- Citizenship: Canadian
- Occupation: Journalist
- Known for: Investigative Journalism
- Notable work: Wilful Blindness
- Website: www.thebureau.news

= Sam Cooper (journalist) =

Canadian investigative journalist

Sam Cooper is a Canadian investigative journalist and author known for his coverage of Canada–China relations and tensions.

== Career ==
Cooper left the Postmedia newspapers to work for Global News, where his coverage on money laundering in Canada, alleging a relationship between foreign states colluding with organized crime.

Cooper turned his reporting into the controversial Wilful Blindness, which alleges Canadian officials intentionally ignored money laundering linked to organized crime based out of China. His work builds on allegations made in the Canadian-intelligence report Project Sidewinder, which argues spies have infiltrated the country's institutions.

== Reception ==
Cooper alleges Canadian senator Yuen Pau Woo lobbied on behalf of Beijing, as well as organized an attack on the credibility of Andy Yan, an academic at Simon Fraser University. Woo has publicly accused Cooper of failing to fact check the allegations, nor seeking his response before making said allegations.

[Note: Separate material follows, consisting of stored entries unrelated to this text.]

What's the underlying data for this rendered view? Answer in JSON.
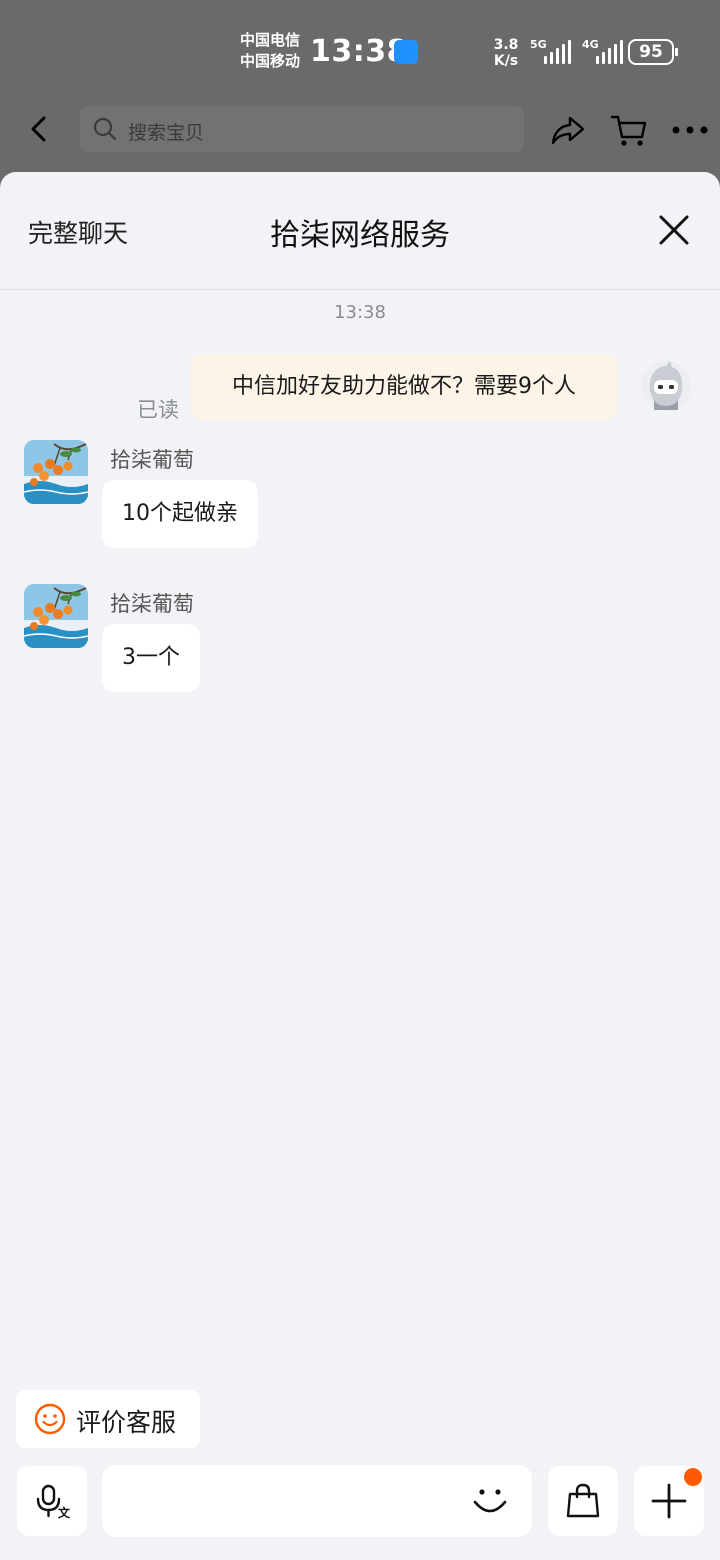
{
  "status_bar": {
    "carrier_1": "中国电信",
    "carrier_2": "中国移动",
    "time": "13:38",
    "net_speed_value": "3.8",
    "net_speed_unit": "K/s",
    "signal_1_label": "5G",
    "signal_2_label": "4G",
    "battery": "95"
  },
  "top_bar": {
    "search_placeholder": "搜索宝贝"
  },
  "chat_header": {
    "full_chat_label": "完整聊天",
    "title": "拾柒网络服务"
  },
  "messages": {
    "timestamp": "13:38",
    "outgoing": {
      "text": "中信加好友助力能做不？需要9个人",
      "read_status": "已读"
    },
    "incoming": [
      {
        "sender": "拾柒葡萄",
        "text": "10个起做亲"
      },
      {
        "sender": "拾柒葡萄",
        "text": "3一个"
      }
    ]
  },
  "footer": {
    "rate_label": "评价客服",
    "input_value": "",
    "voice_badge_char": "文"
  },
  "colors": {
    "accent_orange": "#ff5a00",
    "outgoing_bubble": "#fdf4e8",
    "sheet_background": "#f2f3f7"
  },
  "icons": {
    "back": "chevron-left-icon",
    "search": "search-icon",
    "share": "share-icon",
    "cart": "cart-icon",
    "more": "more-dots-icon",
    "close": "close-icon",
    "rate": "smile-icon",
    "voice": "microphone-icon",
    "emoji": "emoji-icon",
    "product": "shopping-bag-icon",
    "plus": "plus-icon"
  }
}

In May 2020, the official WeChat group for Canadian Liberal Party of Canada politician Joyce Murray began fundraising to sue Cooper after he made allegations a Chinese-government group had begun to stockpile Canadian personal protective equipment at the start of the COVID-19 pandemic. Murray condemned the group's actions, and distanced herself for an organized attack against a journalist.

In March 2023, in an investigate report published for Global News, Cooper alleged that Liberal Party of Canada Member of Parliament Han Dong had advised a Chinese diplomat to extend the detention of Michael Spavor and Michael Kovrig. Following a subsequent libel lawsuit issued by Dong, Cooper's reporting was criticized by reporters and national security commentators for failing to verify his sources' claims, with the judge finding Global News had no documentary evidence supporting Cooper's claims. As part of a 2025 settlement with Dong, Global News issued a statement recognizing the findings of the final report of the Public Inquiry into Foreign Interference, which found that classified intelligence corroborated Dong's denial of Cooper's reporting.

In September 2024, Cooper published a report in The Bureau claiming to show video evidence of Bill Majcher, a former RCMP undercover operative accused of assisting Chinese intelligence, meeting with drug trafficker Tse Chi Lop in a Macau casino. Journalist Nury Vittachi noted that the purported video footage actually was from the 2014 action-comedy movie From Vegas to Macau, starring Chow Yun-fat. The article was subsequently retracted by Cooper.